CLEVELAND MUSEUM OF ART - The Encyclopedia of Cleveland History
The CLEVELAND MUSEUM OF ART is acknowledged as one of the finest art museums in the U.S. Its collections, facilities, and programs have an international reputation. The museum, incorporated in 1913 and opened to the public on 6 June 1916, was made possible by HINMAN B. HURLBUT†, JOHN HUNTINGTON†, and HORACE KELLEY†, all of whom had bequeathed money specifically for an art museum, as well as by JEPTHA H. WADE I†, whose WADE PARK property had been donated in part for the site of such a facility. The Neoclassic building of white Georgian marble that formed the original museum was designed by the Cleveland firm of HUBBELL & BENES and constructed at a cost of $1.25 million. During the tenure of FREDERIC ALLEN WHITING† as the CMA's first director (1913-30), a number of local families, including the Allens, Holdens, Huntingtons, Hurlbuts, Nortons, Warners, Severances, and Wades, contributed works of art to the growing facility. In 1919 the first Annual Exhibition of Cleveland Artists & Craftsmen was held. It subsequently became known as the MAY SHOW. WM. M. MILLIKEN† served as second director from 1930-58. During the 1940s and 1950s, a series of large bequests, including the Rogers Bequest and the Severance Fund, allowed the CMA to purchase works and build its collections on a regular basis.
In 1958, three important events occurred in the museum's history. On March 4, 1958, the CMA's first addition was completed, doubling its size and enclosing its outdoor garden court. During that year the CMA also received the sizable LEONARD C. HANNA, JR.†, bequest, which provided the funds necessary to function in the mainstream of international art collecting, and Sherman Emery Lee became the museum's third director. Lee was primarily responsible for the development of the museum's Oriental collection, which ranks as one of the finest in the country. Another wing was opened in 1971, containing special exhibition galleries, classrooms, lecture halls, and the education department. A third addition to accommodate the museum's extensive library, as well as 9 new galleries, was completed during the tenure of the fourth director, Evan Hopkins Turner. Under Turner (1983-93), the CMA celebrated its 75th anniversary with shows on Japan, Picasso, and Egypt. While it began charging admission to certain special exhibitions in 1992, it maintained its traditional policy of free admission to the permanent collection. Robert P. Bergman became the museum's fifth director in 1993.

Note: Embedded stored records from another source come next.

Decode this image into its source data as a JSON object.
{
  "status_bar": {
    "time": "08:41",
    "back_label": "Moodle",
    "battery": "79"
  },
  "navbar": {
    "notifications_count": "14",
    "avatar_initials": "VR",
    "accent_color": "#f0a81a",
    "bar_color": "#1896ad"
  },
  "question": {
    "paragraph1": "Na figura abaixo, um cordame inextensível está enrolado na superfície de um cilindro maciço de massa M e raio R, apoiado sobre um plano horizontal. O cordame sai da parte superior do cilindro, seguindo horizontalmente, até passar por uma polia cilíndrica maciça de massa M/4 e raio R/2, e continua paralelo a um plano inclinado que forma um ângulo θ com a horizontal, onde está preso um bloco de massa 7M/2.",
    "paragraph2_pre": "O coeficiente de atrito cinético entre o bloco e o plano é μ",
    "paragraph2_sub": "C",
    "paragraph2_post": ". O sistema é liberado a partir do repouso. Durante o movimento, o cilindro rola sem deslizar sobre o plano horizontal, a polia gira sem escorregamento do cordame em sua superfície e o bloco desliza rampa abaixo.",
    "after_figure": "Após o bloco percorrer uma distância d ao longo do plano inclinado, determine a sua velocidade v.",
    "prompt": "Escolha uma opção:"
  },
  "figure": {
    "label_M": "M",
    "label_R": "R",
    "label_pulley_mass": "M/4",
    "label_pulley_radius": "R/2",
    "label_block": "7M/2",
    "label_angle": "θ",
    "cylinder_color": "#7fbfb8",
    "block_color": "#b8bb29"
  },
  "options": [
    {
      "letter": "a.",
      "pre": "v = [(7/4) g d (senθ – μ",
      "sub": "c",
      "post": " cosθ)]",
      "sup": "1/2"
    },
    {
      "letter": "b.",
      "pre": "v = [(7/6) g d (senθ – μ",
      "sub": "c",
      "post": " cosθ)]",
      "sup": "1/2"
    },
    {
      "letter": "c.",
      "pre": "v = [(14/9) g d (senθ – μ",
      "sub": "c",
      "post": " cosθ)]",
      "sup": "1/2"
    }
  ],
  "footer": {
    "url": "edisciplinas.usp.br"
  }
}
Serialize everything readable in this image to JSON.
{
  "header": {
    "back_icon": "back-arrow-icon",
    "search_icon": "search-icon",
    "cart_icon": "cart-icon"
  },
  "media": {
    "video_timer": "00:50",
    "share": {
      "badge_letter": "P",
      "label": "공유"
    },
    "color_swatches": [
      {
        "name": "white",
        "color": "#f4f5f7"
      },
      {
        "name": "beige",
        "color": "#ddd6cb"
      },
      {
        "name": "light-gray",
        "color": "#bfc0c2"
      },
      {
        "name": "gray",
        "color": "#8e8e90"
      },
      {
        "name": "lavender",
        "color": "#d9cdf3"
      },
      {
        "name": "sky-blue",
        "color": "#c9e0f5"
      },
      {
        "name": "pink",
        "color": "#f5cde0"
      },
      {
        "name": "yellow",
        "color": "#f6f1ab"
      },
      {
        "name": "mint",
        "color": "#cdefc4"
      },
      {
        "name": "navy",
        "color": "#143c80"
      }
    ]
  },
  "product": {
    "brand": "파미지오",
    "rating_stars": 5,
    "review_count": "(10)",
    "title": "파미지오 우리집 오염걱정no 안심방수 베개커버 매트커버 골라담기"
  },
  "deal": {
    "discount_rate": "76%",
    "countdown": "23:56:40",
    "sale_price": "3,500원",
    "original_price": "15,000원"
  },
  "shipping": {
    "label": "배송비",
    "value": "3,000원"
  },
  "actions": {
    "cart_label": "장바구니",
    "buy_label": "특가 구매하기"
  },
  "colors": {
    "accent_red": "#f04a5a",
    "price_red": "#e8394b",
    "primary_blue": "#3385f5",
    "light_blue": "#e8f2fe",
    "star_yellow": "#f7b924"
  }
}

The museum's attendance increased notably after 1995 with the introduction of nationally touring commercial exhibits such as Pharaohs: Treasures of Egptian Art from the Louvre (1995) and Vatican Treasures: Early Christian, Renaissance and Baroque Art from the Papal Collections, (1998). Under director Robert Bergman (1993-1999), the CMA strenthened its photography collection, as well as its holdings in Indian and Southeast Asian, Early American and medieval art and artifacts. By the early 2000s the museum's exhibitions also had come to include more contemporary artwork such as modern sculpture, projected images, digital art, and installation pieces.
In October 2005 the CMA began the fourth and largest expansion project in its history. Designed by Uruguayan architect Rafael Vinoly, the renovation would increase gallery space substantially by reconstructing the museum's east and west wings. The renovation mandated that much of the museum's permanent collection be placed in storage. For much of 2006, CMA's University Circle facilities were closed entirely to the public. The largest financial contributions to the renovation project, scheduled for completion in 2011, came from the GEORGE GUND FOUNDATION and the State of Ohio.
Following the retirement in 2005 of Katherine Lee Reed, the museum's sixth director (2000-2005), Timothy Rub of the Cincinnati Museum of Art was chosen as the CMA's new CEO and director.